The watcher pipeline is in charge of building the pages for the ocurrent.org website. It runs once a week and ensures the documentation is up to date. Currently, we don't have any metrics about what the system does.

Summary

The goal is to gather and expose data through Prometheus. The metrics would be:

  • Number of builds/pages done this week
  • Size of the website
  • Number of times we hit the cache (ensure we are caching the information well)

Outcome

It will be possible to fetch this data thanks to a Prometheus endpoint.
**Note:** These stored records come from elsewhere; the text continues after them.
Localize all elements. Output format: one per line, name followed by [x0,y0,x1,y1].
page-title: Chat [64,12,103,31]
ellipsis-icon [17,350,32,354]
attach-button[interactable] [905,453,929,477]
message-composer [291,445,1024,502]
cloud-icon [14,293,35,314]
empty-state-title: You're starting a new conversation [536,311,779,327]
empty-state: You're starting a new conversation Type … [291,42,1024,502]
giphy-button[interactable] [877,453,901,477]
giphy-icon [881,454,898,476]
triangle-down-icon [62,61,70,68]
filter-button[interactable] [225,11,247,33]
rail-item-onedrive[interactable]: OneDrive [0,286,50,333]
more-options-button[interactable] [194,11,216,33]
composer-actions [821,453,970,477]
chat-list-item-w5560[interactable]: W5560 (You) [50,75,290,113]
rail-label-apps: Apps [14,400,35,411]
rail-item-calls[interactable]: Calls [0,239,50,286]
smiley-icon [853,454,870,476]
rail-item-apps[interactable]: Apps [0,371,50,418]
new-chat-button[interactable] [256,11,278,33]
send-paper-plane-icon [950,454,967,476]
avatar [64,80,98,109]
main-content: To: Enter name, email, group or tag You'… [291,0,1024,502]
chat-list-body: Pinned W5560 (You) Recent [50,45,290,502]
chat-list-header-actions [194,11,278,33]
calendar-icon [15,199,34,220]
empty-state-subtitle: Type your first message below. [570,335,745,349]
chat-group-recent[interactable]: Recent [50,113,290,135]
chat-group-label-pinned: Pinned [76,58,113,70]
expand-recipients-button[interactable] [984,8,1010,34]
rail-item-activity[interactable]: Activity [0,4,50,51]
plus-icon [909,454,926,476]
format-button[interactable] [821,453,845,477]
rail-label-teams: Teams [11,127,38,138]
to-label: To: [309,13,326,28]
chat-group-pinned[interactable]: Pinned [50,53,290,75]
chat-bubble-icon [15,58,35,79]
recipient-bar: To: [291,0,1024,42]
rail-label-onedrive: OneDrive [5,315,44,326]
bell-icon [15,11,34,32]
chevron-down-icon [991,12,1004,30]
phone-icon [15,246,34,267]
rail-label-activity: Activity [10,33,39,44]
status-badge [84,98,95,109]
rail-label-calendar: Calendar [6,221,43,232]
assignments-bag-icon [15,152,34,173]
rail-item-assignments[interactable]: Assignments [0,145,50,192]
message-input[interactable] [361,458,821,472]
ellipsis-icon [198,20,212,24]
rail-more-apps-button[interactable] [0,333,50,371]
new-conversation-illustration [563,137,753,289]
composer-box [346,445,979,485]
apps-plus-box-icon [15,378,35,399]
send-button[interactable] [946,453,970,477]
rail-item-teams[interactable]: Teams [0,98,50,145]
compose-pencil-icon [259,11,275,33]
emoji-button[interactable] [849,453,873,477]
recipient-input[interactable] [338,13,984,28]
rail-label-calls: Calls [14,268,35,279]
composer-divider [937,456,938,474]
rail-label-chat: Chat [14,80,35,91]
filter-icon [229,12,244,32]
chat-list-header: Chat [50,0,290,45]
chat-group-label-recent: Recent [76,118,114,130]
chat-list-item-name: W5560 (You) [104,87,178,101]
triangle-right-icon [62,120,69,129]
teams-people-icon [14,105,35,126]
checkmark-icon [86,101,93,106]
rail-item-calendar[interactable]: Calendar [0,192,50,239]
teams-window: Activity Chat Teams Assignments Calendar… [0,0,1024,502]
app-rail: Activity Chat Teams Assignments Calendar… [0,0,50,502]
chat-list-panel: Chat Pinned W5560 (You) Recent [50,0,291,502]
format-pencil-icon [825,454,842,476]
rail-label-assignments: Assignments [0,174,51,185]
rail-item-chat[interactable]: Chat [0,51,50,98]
Import documentation from the outside world

Background

The watcher pipeline is in charge of building the pages for the ocurrent.org website. It runs once a week and ensures the documentation is up to date. As it picks the data from various ocurrent repositories, we need to specify what it should import.

Outcome

The ocurrent.org website will import pages from other repositories; see the following list:

  • Multicore-ci: readme
  • OCaml-ci: dev & readme
  • Opam-repo-ci: readme
  • Opam-health-check: readme
  • ocaml-docs-ci: readme and doc (might need to import mermaid.js)
  • docker-base-images: readme
  • ocurrent-deployer: readme

Support mermaid.js build

Background

Some of our documentation use mermaid.js to create diagrams about various mechanisms. Being able to display them can be a really nice feature.

Outcome

We should parse the page's code and transform the mermaid code into something readable by Hugo.

Document the pipeline

What to document

Taking inspiration from the tarides.com blog post about ocurrent.org, there should be a document about the pipeline, like for ocaml-docs-ci, to explain how it is built and run under the hood. The README needs to be entirely rewritten to be more technical and specific.